Philippe Collin
-
Le barman du Ritz
- Par ervian
- Le 11/08/2025
- Dans Philippe Collin
- 0 commentaire
La Feuille Volante - N° 2003 – Août 2025.
Le barman du Ritz -- Philippe Collin – Albin Michel.
Étonnante histoire que celle de Frank Meier (1884-1947) prolétaire autrichien qui rêvait de l’Amérique comme d’un pays de cocagne qu’il rejoignit seul à quatorze ans pour échapper à la misère. C’est à New York, après avoir connu la précarité qu’il se retrouve à Broadway apprenti barman, s’initie à l’art de mélanger des alcools et revient à Paris où la bonne société avait pris goût aux cocktails. Il participe à la Grande Guerre comme légionnaire au service de la France dont il acquiert la nationalité et se retrouve barman au Ritz après la victoire de l’Allemagne nazie, adulé par les officiers de la Wehrmacht qui, friands de son talent en mixologie, n’ont jamais su qu’ils étaient servis pendant toute le durée de la guerre... par un juif .

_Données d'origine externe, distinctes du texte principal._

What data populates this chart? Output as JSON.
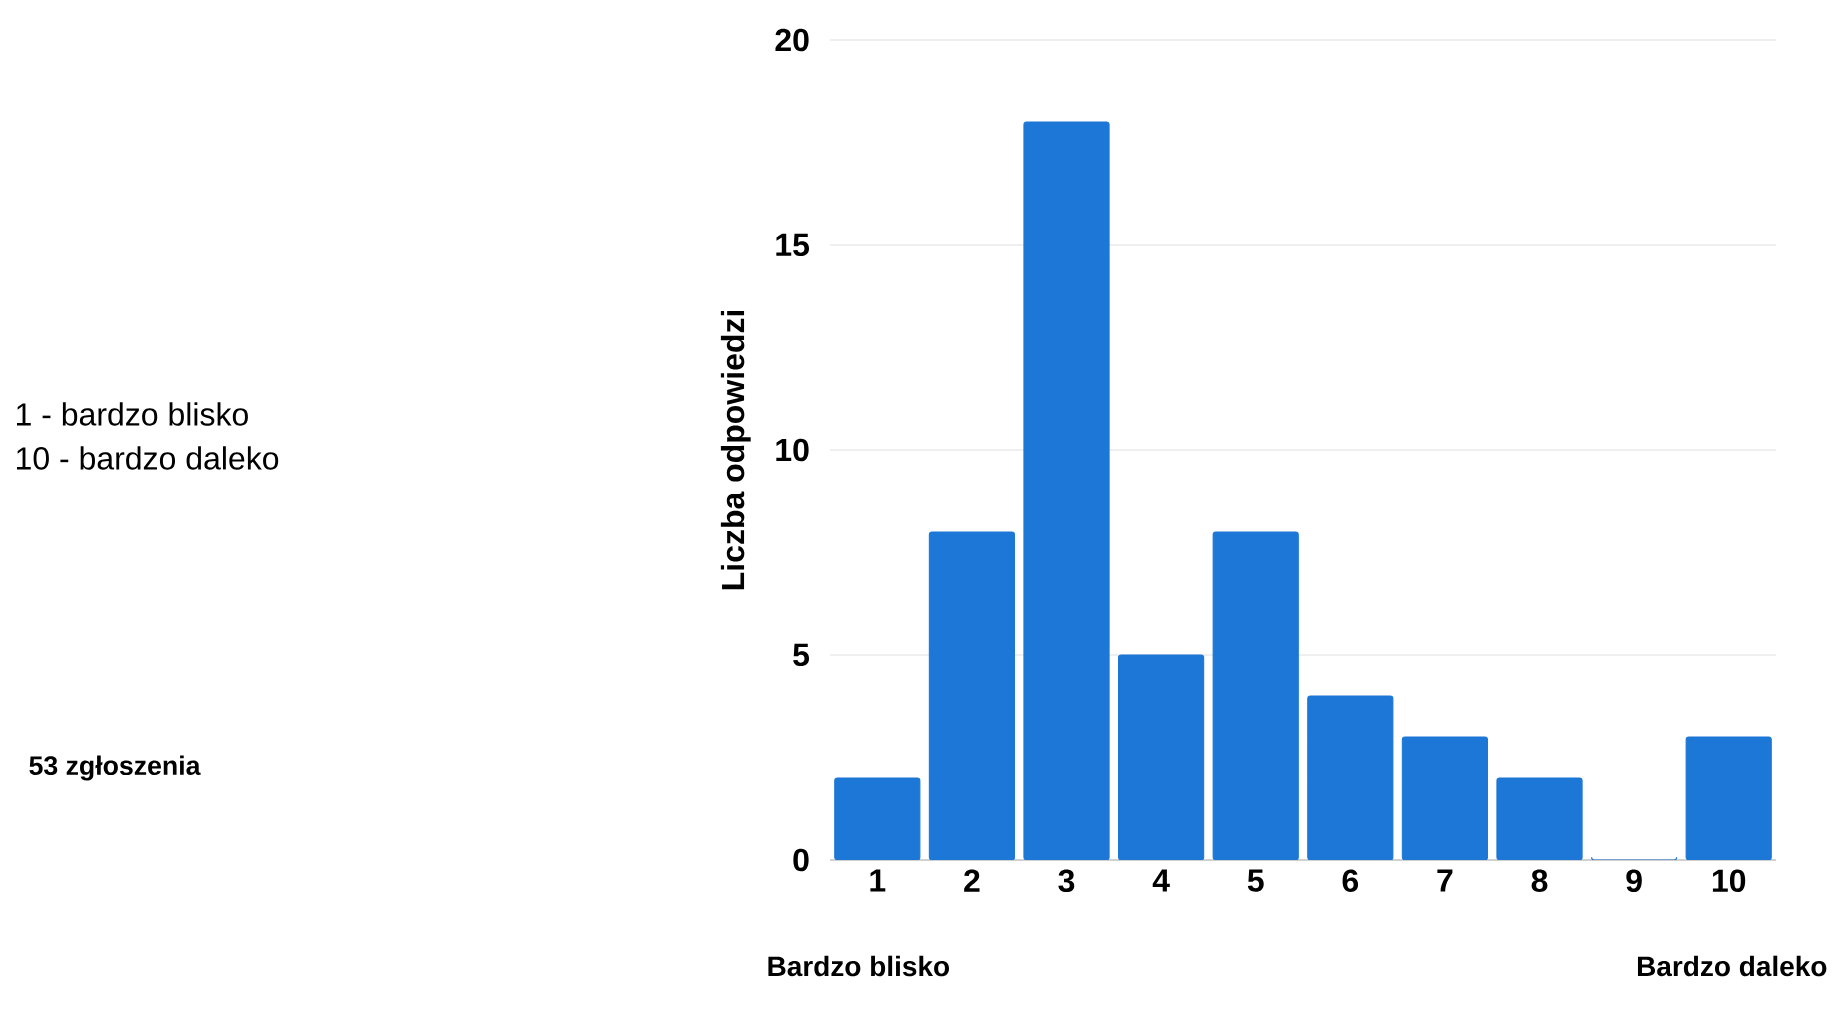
{
  "chart_data": {
    "type": "bar",
    "ylabel": "Liczba odpowiedzi",
    "categories": [
      "1",
      "2",
      "3",
      "4",
      "5",
      "6",
      "7",
      "8",
      "9",
      "10"
    ],
    "values": [
      2,
      8,
      18,
      5,
      8,
      4,
      3,
      2,
      0,
      3
    ],
    "color": "#1c77d6",
    "ylim": [
      0,
      20
    ],
    "yticks": [
      0,
      5,
      10,
      15,
      20
    ],
    "grid": "y",
    "annotations": [
      "1 - bardzo blisko",
      "10 - bardzo daleko",
      "53 zgłoszenia",
      "Bardzo blisko",
      "Bardzo daleko"
    ]
  }
}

Durant l’Occupation, dans ce mythique palace parisien de la Place Vendôme, se sont côtoyés dignitaires nazis, pétainistes, collabos, résistants, espions, voyous, trafiquants mais aussi figures du tout Paris comme Coco Chanel, Arletty, Sacha Guitry ou Jean Cocteau. A cette époque surréaliste cohabitent quelques juifs craignant la dénonciation mais pour qui le Ritz est une couverture et des célébrités parisiennes qui profitent du luxe recherché par l’occupant . Au bar officie cet ashkenaze cultivé, prévenant et attentif aux moindres désirs de sa clientèle célèbre, concoctant pour elle à l’occasion des recettes originales tout en préservant son secret qui est aussi son assurance-vie et veillant sur Blanche Auzello, la sublime reine du Ritz , une juive américaine, alcoolique et morphinomane dont il est secrètement amoureux et qui a réussi grâce à un changement de papiers d’identité et à son mariage avec Claude Auzello ancien directeur du palace et chargé de l’approvisionnement de l’établissement, à cacher ses origines. Il y côtoie des officiers allemands de haut rang, avec le fantômes de Scott Fitzgerald et d’Ernest Hemingway, s’active dans de petits trafics, dans de lucratifs faux papiers, commissions ou pourboires et dans de grands engagements au service des familles juives en fuite ? tout en inventant chaque jour plus de recettes de cocktails qui ravissent ses fidèles habitués. Une hypocrisie difficile à supporter..
Il réussi à survivre à cette période troublée ou le faste côtoie la tragédie et pendant laquelle la table du Ritz regorge de plats somptueux, de vins millésimés et d’alcools d’exception quand, à l’extérieur, les Français vivent dans la violence, la trahison et crèvent de faim et que les juifs sont parqués au Vél’ d’Hiv’. Il reste un exilé de son propre pays et de son milieu social car, il le sait, il ne fera jamais partie de celui de ses clients et les circonstances le mettent en permanence au bord du gouffre, avec ses doutes, ses secrets et son immense solitude.
Il s’agit du premier roman de Philippe Collin, producteur à France-Inter, auteur d’essais et scénariste de bandes dessinées. J’ai apprécié ce livre où la fiction se mêle intimement à la réalité historique et l’ai lu sans désemparer tant l’auteur sait s’attacher son lecteur dès les premières pages avec un style à la fois alerte et passionnant.